I haven’t seen her in probably ten years. Facebook keeps me updated on the good stuff, although most recently, she has been bravely sharing updates from her family. Tough stuff. The agonizing process of saying good-bye.
Her family sits tonight, holding hands, because her dad just died.
I don’t know the intimate details and I don’t know how they are feeling – although I can take a gut-wrenching guess. Her dad died.
It just feels like shit.
I lit a candle for them tonight and send love and light because sometimes that’s what feels best. Flames flicker burning brightly across the darkness.
Sometimes it just feels like there is so much darkness.
I had coffee with a dear friend this afternoon who is doing amazing work with refugees in Bangladesh. A crisis. It’s a crisis of magnificent proportion over there. She writes about her perspective training volunteers and bravely engaging in things most of us prefer to ignore. Her career has been in development work, traveling with students and caring hearts – people eager to make a difference in third world countries. She is used to seeing poverty on a global scale, yet nothing prepared her for the suffering she saw in that place.
I asked how the weight of this work is affecting her faith over a five dollar chai. She responded with many wise words, but this sentence struck me. Jenny, forgive me as I’m going to paraphrase.

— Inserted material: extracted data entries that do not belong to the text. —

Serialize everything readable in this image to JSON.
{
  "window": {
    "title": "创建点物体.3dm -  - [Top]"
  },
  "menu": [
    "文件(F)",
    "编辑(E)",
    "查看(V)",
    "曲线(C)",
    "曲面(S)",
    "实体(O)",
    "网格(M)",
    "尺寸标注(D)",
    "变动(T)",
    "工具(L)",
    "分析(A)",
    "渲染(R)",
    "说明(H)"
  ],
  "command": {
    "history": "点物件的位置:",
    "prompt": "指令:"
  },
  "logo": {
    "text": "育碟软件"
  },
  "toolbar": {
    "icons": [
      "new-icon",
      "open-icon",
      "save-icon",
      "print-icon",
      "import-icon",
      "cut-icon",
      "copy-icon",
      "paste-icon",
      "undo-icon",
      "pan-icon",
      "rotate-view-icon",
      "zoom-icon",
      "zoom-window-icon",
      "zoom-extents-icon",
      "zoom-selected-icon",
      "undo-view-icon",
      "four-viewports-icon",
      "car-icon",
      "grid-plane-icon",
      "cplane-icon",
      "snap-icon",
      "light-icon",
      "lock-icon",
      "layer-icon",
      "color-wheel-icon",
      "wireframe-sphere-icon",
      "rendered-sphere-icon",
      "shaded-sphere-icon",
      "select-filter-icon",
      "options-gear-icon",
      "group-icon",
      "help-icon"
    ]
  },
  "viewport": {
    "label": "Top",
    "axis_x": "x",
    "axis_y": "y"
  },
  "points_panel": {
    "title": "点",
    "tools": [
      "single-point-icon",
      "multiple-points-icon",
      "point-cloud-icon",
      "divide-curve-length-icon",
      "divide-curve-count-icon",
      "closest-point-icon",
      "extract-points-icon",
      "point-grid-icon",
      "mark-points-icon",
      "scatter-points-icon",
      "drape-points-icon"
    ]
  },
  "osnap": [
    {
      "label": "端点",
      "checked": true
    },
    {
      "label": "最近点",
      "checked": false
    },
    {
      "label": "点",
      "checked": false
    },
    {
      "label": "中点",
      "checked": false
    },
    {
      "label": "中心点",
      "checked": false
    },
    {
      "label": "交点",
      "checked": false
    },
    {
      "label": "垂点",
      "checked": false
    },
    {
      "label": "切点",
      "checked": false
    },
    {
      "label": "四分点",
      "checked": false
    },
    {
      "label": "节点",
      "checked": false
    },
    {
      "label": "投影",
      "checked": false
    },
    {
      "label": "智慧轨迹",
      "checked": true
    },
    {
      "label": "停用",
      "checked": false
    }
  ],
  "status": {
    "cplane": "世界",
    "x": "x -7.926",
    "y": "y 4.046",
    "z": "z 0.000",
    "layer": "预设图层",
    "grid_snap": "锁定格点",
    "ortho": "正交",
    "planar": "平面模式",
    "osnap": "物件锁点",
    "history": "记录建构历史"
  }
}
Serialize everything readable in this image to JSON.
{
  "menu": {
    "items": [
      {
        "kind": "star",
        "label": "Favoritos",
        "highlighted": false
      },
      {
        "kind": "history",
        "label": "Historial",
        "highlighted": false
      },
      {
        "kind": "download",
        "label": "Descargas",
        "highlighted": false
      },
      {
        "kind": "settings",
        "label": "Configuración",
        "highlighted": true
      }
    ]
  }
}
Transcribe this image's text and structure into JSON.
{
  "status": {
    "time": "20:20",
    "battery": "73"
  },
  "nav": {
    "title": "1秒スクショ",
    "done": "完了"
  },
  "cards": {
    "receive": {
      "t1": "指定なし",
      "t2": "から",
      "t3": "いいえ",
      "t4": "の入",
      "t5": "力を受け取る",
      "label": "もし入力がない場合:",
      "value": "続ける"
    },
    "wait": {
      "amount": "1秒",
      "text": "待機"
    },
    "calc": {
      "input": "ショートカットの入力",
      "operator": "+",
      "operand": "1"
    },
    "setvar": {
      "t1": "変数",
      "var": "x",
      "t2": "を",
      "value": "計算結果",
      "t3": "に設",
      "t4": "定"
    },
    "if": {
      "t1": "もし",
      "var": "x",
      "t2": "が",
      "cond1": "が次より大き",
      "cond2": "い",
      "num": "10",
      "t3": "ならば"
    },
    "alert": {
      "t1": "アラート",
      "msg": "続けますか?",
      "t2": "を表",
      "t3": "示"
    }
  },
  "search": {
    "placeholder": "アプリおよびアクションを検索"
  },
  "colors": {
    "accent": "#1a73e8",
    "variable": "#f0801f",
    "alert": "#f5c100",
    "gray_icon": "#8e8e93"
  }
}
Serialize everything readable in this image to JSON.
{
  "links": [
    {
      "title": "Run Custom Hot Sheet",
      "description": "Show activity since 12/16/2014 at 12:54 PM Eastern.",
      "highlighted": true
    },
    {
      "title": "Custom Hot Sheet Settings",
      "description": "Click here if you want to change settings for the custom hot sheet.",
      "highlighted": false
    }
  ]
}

She said, ” In the midst of all this suffering, I’ve come to realize, not all healing will be done on this side of heaven.”
The wisest thing anyone has said to me about grief, about suffering, about the mysterious questions we yell at God in our pain.
So much darkness, and yet so much hope. It’s a pendulum, I’ve learned, as I’ve leaned into my own suffering. Sometimes we go deep, deep into the darkness and sit there and scratch and ache and hurt.
Time passes and we can start to swing back to the other side. Hope that in heaven these so heavy pains will be healed.
We breath again, and see speckles of light in the shadows. Friends hold your hands and stroke your hair and invite you into fresh air if only for a brief, glinting moment. And you realize that somethings will never return to the way they once were.
I remember the moment I realized that other people were simply living their lives on March 18, 2016 – the day my dad died. The day life as I knew it stopped.
It was a year and a half later when I was reading Lauren Graham’s book Talking as Fast as I Can: From Gilmore Girls to Gilmore Girls (and Everything in Between). Those famous actors and crew filmed the last episode of the Gilmore Girls revival the day my dad died. I was crying and staring and stopping and shocked while they filmed the last episode of my favorite t.v. show. They were living in joy, accomplishment, celebration, and success. I hadn’t even stopped to consider that other people were just doing their thing when all of my things came crumbling down.
And this afternoon, I was drinking chai and shopping and driving home while my friend’s dad died. That’s how it works on this side of heaven. While you are feeling joy, others are suffering. While you suffer, others feel joy.
Even more reason for us to be gentle in this great big ol’ world.
Oh, how I wonder what it looks like on the other side.
If you’re feeling joy, light, and brightness I invite you to share your good. Send me a brief description of the good in your world, and I’ll share it here. Details on the Give Light Giveaway can be found here.
If you’re suffering, know that there is grace in the darkness, and a hand to be held. We see you. We light a candle for you. We share our light.